Pembangunan Infrastruktur Merata di Seluruh Indonesia, Anies : Kita Harus Bersyukur

Iklan Semua Halaman

Header Menu

Pembangunan Infrastruktur Merata di Seluruh Indonesia, Anies : Kita Harus Bersyukur

Rabu, 05 Juni 2019
Gubernur DKI Jakarta, Anies Baswedan shalat Idul Fitri di Balaikota. Foto : Berita24/Ahmad Tri Hawaari
Berita24.com - Gubernur DKI Jakarta, Anies Baswedan ketika ditanya mengenai urbanisasi yang terjadi pasca lebaran nanti, ia menegaskan bahwa setiap warga negara berhak mendapatkan pekerjaan di mana saja, baik di Surabaya, Medan, Bandung, Jogja, Makassar, ataupun di DKI Jakarta.

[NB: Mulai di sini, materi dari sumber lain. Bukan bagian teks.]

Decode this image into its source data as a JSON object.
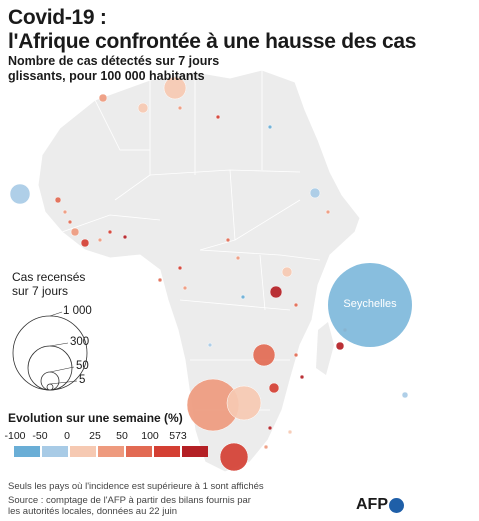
{
  "title": "Covid-19 :\nl'Afrique confrontée à une hausse des cas",
  "subtitle": "Nombre de cas détectés sur 7 jours glissants, pour 100 000 habitants",
  "size_legend": {
    "title": "Cas recensés sur 7 jours",
    "values": [
      "1 000",
      "300",
      "50",
      "5"
    ]
  },
  "evolution_legend": {
    "title": "Evolution sur une semaine (%)",
    "ticks": [
      "-100",
      "-50",
      "0",
      "25",
      "50",
      "100",
      "573"
    ],
    "colors": [
      "#6aaed6",
      "#a8cbe6",
      "#f6c9b2",
      "#ee9a7e",
      "#e26a53",
      "#d43f33",
      "#b42025"
    ]
  },
  "seychelles_label": "Seychelles",
  "footnote": "Seuls les pays où l'incidence est supérieure à 1 sont affichés",
  "source": "Source : comptage de l'AFP à partir des bilans fournis par les autorités locales, données au 22 juin",
  "logo": "AFP",
  "colors": {
    "land": "#ececec",
    "border": "#ffffff"
  }
}
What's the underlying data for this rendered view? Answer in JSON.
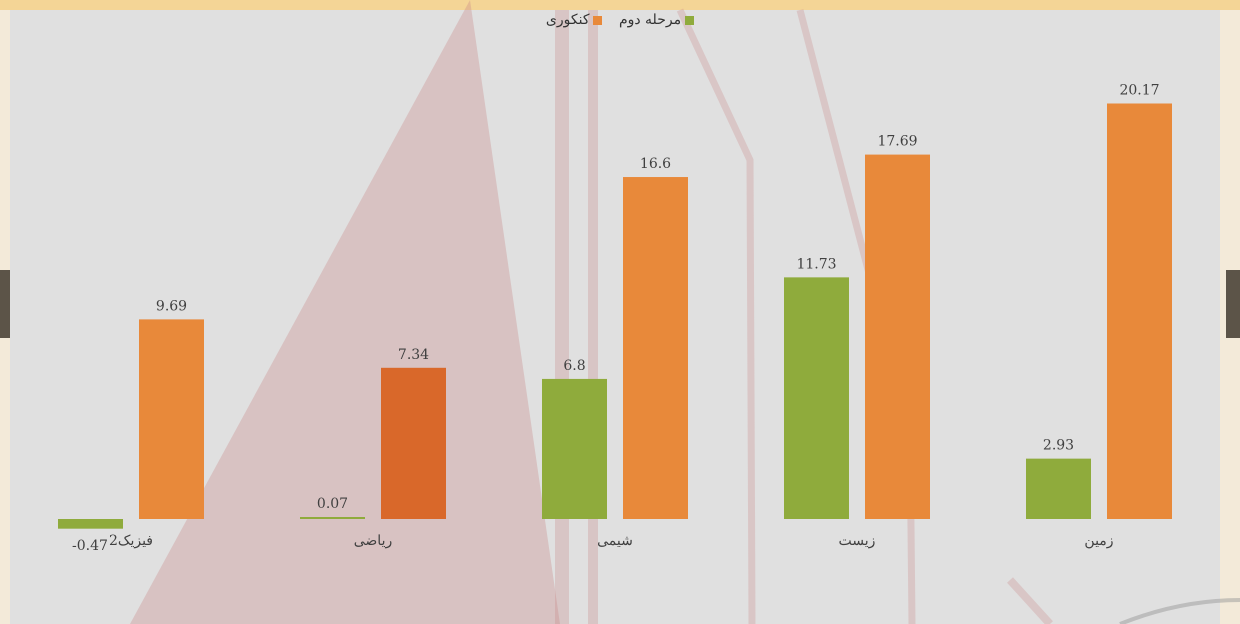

Menurutnya, masyarakat Indonesia seharusnya bersyukur dengan pembangunan infrastruktur yang terjadi diberbagai daerah, sehingga dapat membuka lapangan kerja dan memberi kesempatan untuk hidup sejahtera bukan hanya di Jakarta tetapi juga di daerah - daerah lainnya. 

"Justru sekarang kita merasa bersyukur karena pembangunan diberbagai daerah berlangsung begitu pesat, anda lihat pembangunan infrastruktur terjadi dimana - mana, artinya kesempatan untuk sejahtera tidak hanya di Jakarta saja, tetapi ada di banyak tempat yang lain," pungkasnya.

Masalah lapangan kerja, menurutnya para pelamar mencari tempat / daerah yang memang membuka peluang yang besar untuk mendapatkan pekerjaan dan mengembangkan usaha, seperti yang  terdapat di kota - kota besar. 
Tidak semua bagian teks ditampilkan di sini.